Filosofía del absurdo

    La filosofía del absurdo es una faceta del primer existencialismo de Albert Camus, quien señaló en su Mito de Sísifo que la vida carece de sentido o significancia, por lo que la existencia halla en su base lo absurdo.

    La filosofía del absurdo hunde sus raíces en los movimientos irracionalistas y antimodernos que se produjeron a lo largo siglo XIX, cuando Sören Kierkegaard desarrolló una filosofía de corte antihegeliano que describía cómo no hay ninguna clase de sistema o sentido que pueda aplicarse al sentimiento individual de la realidad.

    Para el filósofo danés, los esfuerzos individuales, que siempre son finitos e incompletos, no pueden buscar en el consuelo de un sistema como el planteado por Hegel ninguna clase de justificación.

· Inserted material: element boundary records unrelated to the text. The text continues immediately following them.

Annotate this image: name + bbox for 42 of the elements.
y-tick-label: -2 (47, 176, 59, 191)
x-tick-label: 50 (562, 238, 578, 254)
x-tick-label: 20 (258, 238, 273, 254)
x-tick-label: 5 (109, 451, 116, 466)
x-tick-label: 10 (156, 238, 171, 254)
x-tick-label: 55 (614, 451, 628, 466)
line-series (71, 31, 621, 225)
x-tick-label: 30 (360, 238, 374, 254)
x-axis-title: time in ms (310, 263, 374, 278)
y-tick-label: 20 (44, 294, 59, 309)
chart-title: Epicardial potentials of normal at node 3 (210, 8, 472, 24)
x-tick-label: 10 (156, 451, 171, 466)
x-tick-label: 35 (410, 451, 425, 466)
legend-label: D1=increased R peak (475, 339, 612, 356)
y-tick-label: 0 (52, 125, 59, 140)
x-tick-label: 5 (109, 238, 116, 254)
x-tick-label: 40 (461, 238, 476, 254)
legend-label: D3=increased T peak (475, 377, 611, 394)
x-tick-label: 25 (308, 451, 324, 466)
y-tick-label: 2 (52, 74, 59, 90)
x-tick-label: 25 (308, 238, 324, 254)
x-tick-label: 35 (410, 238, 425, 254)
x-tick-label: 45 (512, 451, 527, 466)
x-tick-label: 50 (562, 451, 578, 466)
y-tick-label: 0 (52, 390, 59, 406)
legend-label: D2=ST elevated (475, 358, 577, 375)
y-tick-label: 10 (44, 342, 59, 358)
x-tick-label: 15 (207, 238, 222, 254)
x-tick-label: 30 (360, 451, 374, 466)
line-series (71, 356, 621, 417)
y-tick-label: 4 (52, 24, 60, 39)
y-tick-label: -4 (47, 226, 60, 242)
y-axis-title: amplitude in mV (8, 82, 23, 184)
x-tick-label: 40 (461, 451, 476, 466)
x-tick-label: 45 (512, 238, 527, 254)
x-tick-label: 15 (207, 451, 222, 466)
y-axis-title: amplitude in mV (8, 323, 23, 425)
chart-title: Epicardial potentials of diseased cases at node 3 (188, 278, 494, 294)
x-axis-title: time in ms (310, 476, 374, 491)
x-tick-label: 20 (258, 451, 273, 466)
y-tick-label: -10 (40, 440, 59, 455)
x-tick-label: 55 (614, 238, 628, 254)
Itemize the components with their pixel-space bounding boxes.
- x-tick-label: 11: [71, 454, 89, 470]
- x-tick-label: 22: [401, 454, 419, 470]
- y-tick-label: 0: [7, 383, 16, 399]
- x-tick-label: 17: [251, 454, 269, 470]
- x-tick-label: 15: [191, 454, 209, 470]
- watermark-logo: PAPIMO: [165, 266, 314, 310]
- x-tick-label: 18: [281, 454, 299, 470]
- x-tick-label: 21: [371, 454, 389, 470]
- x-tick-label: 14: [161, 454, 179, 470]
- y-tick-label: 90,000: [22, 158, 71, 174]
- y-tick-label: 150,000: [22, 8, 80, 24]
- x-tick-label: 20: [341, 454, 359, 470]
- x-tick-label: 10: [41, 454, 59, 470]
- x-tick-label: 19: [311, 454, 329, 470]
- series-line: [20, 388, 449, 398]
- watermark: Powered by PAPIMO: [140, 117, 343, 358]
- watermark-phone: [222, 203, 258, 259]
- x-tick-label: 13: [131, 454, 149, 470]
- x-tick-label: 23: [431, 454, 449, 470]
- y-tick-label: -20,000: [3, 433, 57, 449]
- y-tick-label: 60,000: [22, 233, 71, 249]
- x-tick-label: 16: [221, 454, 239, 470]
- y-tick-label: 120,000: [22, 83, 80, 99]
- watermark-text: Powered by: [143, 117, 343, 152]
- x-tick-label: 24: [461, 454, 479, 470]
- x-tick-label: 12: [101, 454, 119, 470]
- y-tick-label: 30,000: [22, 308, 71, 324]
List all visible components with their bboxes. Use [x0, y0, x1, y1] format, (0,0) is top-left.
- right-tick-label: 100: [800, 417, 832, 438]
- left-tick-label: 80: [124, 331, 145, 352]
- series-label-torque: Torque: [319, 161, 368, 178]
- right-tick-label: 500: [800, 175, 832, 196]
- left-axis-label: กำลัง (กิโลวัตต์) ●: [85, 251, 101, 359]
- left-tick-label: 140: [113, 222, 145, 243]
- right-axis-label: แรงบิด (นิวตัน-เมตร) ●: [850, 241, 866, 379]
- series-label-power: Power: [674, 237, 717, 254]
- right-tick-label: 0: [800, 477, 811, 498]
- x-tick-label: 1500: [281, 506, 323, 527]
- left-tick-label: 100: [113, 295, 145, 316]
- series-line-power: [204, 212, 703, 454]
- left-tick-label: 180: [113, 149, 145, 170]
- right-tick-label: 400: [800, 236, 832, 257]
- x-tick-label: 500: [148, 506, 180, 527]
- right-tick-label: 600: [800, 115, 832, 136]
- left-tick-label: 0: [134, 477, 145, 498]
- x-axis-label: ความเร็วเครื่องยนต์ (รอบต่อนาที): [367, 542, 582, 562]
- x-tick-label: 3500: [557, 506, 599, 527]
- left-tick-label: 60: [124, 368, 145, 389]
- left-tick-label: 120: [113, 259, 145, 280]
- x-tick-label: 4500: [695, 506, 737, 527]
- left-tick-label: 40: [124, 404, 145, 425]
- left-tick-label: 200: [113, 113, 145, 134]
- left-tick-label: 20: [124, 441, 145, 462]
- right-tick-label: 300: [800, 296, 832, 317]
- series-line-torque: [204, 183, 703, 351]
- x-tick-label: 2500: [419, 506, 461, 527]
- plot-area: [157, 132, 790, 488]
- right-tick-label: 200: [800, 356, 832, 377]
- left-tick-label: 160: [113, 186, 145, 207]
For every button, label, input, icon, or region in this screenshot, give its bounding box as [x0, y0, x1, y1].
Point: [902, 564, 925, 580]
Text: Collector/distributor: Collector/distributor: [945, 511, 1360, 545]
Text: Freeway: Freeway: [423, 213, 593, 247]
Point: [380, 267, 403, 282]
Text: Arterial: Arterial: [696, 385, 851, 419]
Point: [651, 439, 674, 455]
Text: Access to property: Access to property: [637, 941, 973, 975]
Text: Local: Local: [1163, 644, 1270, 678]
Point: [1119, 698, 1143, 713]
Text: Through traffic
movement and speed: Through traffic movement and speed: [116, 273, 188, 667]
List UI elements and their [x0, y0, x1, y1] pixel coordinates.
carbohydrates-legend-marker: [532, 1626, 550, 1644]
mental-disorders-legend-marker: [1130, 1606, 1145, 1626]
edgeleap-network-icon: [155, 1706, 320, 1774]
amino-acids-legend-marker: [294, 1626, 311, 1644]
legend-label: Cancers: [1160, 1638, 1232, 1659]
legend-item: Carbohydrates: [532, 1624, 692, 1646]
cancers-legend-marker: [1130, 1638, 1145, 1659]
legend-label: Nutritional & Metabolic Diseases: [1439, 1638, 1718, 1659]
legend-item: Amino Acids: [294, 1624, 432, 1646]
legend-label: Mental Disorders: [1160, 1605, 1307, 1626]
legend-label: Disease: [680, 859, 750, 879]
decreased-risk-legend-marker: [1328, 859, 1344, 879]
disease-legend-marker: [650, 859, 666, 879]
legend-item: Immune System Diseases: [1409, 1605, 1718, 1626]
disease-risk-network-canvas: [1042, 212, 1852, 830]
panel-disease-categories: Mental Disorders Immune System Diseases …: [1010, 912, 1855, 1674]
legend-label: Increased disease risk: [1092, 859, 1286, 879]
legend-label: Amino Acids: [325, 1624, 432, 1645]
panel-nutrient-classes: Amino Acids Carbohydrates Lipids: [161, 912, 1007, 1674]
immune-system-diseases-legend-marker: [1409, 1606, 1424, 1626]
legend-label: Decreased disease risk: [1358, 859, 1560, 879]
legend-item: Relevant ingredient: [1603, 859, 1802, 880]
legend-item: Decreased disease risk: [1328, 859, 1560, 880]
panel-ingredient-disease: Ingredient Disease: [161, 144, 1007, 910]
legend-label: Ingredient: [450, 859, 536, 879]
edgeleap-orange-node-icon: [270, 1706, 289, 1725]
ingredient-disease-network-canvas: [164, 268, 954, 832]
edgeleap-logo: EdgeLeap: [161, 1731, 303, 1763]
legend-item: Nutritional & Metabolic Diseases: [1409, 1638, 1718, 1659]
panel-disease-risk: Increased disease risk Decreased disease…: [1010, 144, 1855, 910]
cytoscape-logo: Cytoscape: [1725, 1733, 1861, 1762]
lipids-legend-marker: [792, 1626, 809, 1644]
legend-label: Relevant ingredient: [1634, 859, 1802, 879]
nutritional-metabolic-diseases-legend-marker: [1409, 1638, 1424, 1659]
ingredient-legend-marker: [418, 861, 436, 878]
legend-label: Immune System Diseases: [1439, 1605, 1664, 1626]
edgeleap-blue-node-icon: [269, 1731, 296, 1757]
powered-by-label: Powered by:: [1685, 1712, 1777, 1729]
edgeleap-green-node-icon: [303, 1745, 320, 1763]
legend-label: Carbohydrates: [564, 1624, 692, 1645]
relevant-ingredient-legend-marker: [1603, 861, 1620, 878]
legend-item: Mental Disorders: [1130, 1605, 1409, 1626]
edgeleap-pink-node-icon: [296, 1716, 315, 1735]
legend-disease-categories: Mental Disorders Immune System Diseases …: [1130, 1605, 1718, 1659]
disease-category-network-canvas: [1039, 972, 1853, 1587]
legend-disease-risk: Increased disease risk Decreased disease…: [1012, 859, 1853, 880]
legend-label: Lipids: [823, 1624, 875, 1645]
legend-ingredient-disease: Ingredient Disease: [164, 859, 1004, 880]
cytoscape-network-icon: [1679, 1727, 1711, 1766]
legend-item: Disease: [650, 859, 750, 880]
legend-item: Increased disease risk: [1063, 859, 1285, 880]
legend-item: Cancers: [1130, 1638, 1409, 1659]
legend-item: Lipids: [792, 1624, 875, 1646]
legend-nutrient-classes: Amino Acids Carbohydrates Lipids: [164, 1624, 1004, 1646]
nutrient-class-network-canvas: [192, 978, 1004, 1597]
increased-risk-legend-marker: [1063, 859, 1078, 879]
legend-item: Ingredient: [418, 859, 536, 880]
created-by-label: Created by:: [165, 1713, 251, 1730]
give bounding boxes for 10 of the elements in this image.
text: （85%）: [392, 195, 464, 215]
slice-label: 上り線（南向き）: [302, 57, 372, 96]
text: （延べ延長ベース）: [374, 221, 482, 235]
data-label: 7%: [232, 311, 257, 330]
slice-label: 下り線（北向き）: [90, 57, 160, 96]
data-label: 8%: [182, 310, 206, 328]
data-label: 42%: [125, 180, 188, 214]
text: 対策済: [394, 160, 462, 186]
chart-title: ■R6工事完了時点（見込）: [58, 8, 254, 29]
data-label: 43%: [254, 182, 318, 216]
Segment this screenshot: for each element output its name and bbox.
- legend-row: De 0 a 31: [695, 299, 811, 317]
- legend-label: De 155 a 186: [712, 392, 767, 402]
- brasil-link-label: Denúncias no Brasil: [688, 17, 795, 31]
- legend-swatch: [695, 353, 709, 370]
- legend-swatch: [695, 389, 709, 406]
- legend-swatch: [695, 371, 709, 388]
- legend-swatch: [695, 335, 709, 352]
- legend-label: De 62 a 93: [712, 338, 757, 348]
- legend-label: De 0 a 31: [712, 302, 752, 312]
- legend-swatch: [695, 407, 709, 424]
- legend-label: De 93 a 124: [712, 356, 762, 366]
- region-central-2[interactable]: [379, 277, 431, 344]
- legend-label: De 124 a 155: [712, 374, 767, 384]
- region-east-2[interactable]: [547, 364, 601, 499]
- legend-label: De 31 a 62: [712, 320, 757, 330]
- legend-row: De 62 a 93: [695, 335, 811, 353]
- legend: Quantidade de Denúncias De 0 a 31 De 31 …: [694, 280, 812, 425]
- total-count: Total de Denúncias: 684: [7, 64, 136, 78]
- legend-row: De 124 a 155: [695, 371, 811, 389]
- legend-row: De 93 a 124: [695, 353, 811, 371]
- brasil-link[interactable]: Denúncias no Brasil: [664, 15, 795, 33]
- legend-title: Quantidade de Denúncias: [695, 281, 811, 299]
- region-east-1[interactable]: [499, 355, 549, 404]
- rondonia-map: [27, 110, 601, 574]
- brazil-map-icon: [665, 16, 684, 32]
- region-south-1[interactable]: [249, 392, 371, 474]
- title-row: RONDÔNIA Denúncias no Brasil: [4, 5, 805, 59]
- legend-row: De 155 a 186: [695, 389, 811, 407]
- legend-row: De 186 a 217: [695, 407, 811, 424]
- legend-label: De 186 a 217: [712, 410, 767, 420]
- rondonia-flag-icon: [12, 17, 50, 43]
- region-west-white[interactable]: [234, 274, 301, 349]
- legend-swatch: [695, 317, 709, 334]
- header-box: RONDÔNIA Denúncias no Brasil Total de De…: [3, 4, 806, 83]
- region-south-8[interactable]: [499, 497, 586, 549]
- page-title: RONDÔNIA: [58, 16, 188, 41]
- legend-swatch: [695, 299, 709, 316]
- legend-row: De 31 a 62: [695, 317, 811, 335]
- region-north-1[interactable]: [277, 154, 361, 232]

Sólo queda el hombre ante su fe o ante su ausencia de fe.

    Poco después, Friedrich Nietzsche insistió en la ausencia de referentes y significados existenciales, pronunciando la crisis del desarraigo al reseñar la muerte de Dios, que significa la decadencia no sólo del modelo metafísico platónico-cristiano, sino también la decadencia de la gramática, entendida ésta como la expresión de la lógica y la razón modernas.

    Ya en el siglo XX, el pensador francés de origen argelino Albert Camus, desarrolló las ideas elementales de los irracionalistas decimonónicos para elaborar su filosofía del absurdo, que plantea la existencia a partir de una pregunta radical, la pregunta por el suicidio.

    Según el filósofo y literato existencialista, la filosofía sólo debe centrarse en una cuestión elemental y es saber si la vida, que carece de sentido, que es absurda, merece ser vivida. Posteriormente, en obras sucesivas, Camus derivó del hombre absurdo una actitud contestataria, políticamente comprometida, que halla forma bajo el rótulo de hombre rebelde, título de su segunda gran obra.

    El mito de Sísifo, obra de juventud que según el propio Camus refleja un periodo crítico de su vida, hace referencia con su título al personaje trágico griego, quien fue condenado a levantar una roca desde la base de una montaña hasta su cima sólo para ver cómo ésta volvía a caer.

    La tarea infinita de Sísifo es, según el ideario de la filosofía del absurdo, un reflejo de la existencia humana, en la que todos los esfuerzos periódicos están destinados al fracaso y al sinsentido.